I — A sala de baixo
No dia seguinte, ao anoitecer, Jean Valjean batia à porta da casa onde morava Gillenormand, na rua das Mulheres do Calvário e era recebido por Biscainho, que se achava no portal e prontamente acudira a abrir.
Semelhante prontidão e a circunstância de se achar tão a propósito próximo da porta quase fazia desconfiar que para isso tinha recebido ordem, o que não pode ser motivo para espanto, pois não é raro dizer-se a um criado: «Esteja à espreita a ver quando chega o senhor Fulano».
— O senhor barão recomendou-me que lhe perguntasse se queria subir ou ficar mesmo aqui em baixo — disse Biscainho para Jean Valjean, sem esperar que ele se lhe dirigisse.
— Eu fico mesmo aqui em baixo! — respondeu Jean Valjean.
A vista desta resposta, Biscainho abriu a porta da sala, que ficava logo à entrada e acrescentou com o mesmo modo respeitoso com que tinha recebido o suposto Fauchelevent.
— Vou prevenir a senhora.
Biscainho saiu e ele entrou.
A sala em que Jean Valjean acabava de entrar era uma loja abobadada e húmida, ladrilhada de tijolo e apenas alumiada por uma janela gradeada de ferro, que deitava para a rua.

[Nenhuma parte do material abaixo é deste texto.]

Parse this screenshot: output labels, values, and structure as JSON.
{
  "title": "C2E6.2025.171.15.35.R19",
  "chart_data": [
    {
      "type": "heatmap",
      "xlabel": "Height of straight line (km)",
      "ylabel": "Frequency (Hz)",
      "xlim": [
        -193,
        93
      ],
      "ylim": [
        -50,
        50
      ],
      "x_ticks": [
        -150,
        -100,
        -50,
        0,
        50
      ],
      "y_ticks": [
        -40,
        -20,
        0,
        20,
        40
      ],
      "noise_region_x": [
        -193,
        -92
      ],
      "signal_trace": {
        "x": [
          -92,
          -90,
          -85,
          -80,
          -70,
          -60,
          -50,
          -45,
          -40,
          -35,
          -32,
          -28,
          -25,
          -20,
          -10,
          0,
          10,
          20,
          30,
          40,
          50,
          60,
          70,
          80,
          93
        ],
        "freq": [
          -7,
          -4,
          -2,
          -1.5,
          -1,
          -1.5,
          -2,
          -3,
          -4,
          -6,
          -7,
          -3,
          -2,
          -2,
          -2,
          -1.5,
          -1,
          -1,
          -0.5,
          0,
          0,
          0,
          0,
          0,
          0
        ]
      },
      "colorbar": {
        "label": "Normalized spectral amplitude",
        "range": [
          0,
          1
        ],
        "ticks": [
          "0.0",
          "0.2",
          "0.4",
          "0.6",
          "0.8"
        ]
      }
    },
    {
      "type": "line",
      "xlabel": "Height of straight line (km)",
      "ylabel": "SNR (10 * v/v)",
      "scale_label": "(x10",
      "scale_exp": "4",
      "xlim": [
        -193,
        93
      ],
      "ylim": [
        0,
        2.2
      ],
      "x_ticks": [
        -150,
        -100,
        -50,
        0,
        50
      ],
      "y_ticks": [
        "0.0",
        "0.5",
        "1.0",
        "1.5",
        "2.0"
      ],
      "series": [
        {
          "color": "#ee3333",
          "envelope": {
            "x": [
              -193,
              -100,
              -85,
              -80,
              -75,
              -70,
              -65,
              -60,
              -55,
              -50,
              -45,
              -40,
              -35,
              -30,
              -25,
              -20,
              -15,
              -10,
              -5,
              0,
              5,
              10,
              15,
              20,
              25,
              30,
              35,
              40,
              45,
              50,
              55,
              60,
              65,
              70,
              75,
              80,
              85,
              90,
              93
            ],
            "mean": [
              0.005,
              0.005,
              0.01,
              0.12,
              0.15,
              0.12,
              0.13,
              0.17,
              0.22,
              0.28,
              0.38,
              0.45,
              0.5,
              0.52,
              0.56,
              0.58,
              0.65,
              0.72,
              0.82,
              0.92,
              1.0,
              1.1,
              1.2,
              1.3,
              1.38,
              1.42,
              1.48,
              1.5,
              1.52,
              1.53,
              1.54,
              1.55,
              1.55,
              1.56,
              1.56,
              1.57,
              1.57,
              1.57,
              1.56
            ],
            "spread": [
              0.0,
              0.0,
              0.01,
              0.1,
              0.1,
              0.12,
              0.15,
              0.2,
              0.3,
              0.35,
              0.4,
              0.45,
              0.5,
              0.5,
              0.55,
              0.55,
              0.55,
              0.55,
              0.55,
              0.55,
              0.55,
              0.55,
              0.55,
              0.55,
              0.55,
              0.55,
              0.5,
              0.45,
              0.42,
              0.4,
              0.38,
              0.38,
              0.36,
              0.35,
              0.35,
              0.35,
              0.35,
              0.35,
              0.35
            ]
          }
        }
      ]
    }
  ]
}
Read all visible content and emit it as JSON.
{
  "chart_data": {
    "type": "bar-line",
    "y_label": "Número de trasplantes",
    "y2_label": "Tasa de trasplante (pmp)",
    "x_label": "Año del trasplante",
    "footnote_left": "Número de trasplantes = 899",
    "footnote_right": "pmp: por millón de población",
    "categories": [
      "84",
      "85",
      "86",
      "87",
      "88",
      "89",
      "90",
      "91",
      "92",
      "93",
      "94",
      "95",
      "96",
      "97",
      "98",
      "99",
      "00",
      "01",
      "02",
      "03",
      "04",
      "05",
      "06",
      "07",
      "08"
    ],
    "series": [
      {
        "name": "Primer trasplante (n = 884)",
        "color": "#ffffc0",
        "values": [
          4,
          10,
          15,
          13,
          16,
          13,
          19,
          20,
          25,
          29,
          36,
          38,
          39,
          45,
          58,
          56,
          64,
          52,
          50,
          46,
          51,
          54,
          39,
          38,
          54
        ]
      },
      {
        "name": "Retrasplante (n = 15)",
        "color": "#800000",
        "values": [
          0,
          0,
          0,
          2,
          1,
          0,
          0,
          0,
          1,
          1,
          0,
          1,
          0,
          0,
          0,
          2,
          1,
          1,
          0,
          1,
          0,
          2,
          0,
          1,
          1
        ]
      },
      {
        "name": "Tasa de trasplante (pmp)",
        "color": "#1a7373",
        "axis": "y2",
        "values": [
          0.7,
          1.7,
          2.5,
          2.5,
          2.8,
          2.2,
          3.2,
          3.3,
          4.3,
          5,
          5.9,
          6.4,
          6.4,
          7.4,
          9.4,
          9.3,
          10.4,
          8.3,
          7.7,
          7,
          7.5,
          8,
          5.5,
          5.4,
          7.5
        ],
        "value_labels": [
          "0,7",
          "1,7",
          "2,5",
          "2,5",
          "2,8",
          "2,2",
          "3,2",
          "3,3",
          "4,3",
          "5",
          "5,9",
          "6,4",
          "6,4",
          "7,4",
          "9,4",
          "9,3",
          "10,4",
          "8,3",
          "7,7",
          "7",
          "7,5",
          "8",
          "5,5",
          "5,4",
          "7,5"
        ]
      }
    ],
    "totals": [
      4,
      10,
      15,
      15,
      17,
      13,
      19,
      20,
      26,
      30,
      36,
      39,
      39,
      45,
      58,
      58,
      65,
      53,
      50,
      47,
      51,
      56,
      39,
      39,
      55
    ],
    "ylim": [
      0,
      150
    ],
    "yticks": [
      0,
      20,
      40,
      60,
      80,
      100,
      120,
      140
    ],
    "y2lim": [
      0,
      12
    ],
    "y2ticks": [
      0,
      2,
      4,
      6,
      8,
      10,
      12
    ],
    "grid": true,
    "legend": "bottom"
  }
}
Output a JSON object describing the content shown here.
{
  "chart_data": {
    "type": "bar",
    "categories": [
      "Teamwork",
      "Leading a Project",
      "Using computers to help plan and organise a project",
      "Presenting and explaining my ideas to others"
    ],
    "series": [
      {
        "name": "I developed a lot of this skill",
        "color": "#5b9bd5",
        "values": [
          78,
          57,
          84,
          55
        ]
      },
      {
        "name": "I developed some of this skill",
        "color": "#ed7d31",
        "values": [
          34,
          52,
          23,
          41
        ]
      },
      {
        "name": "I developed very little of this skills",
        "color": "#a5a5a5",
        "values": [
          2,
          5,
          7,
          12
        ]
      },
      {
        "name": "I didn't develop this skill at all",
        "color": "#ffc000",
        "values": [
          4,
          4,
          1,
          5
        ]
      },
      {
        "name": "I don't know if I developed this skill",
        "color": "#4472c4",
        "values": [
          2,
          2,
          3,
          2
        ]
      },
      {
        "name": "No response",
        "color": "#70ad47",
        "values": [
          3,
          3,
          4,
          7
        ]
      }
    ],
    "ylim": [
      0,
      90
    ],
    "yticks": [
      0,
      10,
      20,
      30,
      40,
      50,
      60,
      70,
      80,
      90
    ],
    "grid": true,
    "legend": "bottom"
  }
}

Esta sala, que, em caso de necessidade, podia servir de adega, não era das que a vassoura, a escova e o espanador trazem em contínuo sobressalto. Ali o pó jazia em sossego, as aranhas viviam livres da menor perseguição. Bastava ver a larga e negra teia, semeada de moscas mortas, com que uma delas forrara um dos caixilhos da janela, para se conhecer que ninguém naquela casa tinha a crueldade de as ir perturbar no exercício das suas habilidades.
A mobília, que era pouco espaçosa e sobremodo baixa, consistia num monte de garrafas arrumadas a um canto. As paredes, pintadas de ocre amarelo, achavam-se em parte escalavradas e em osso; Na extremidade oposta à entrada, via-se um fogão com guarnições de madeira pintada de preto e prateleira estreita. O fogão estava aceso, o que indicava que a resposta de Jean Valjean: «Eu fico mesmo aqui em baixo» já era esperada.
De cada lado do fogão achava-se uma cadeira de braços. No espaço que ia de uma à outra, via-se estendido, em guisa de tapete, um estrado Velho já com mais traças do que lã.
A única luz desta sala era o reflexo que se projectava do fogão e a claridade crepuscular que se coava por entre os varões da janela gradeada. Apenas entrou, Jean Valjean atirou-se com expressão de desalento para uma das cadeiras.
O pobre homem sentia-se desfalecido. Havia uns poucos dias que não comia nem dormia.
Biscainho voltou a pôr um castiçal aceso sobre a prateleira do fogão e retirou-se, sem que Jean Valjean, que, com a cabeça pendida para o peito, parecia mergulhado em completa abstracção, desse por ele nem pelo que tinha vindo fazer.
De súbito, levantou-se da cadeira, como que sobressaltado e voltou-se para trás.
Era Cosette, Cosette que ele não vira, mas que sentira entrar.
Voltou-se e quedou-se em muda contemplação diante da jovem, naquela ocasião como que iluminada por um maior realce de beleza. O que ele, porém, tão profundamente parecia observar naquele olhar não era a beleza, mas a alma.
— Sempre tem cada coisa, meu pai! Sabia que era muito singular, mas esta é que eu não esperava! Que ideia! Mário disse-me que foi seu desejo de que eu o recebesse aqui.
— Disse a verdade!
— A espera dessa resposta estava eu! Bem. Previno-o já de que vamos ter uma zanga muito grande! Principiemos pelo princípio. Meu pai, faz favor de me beijar?!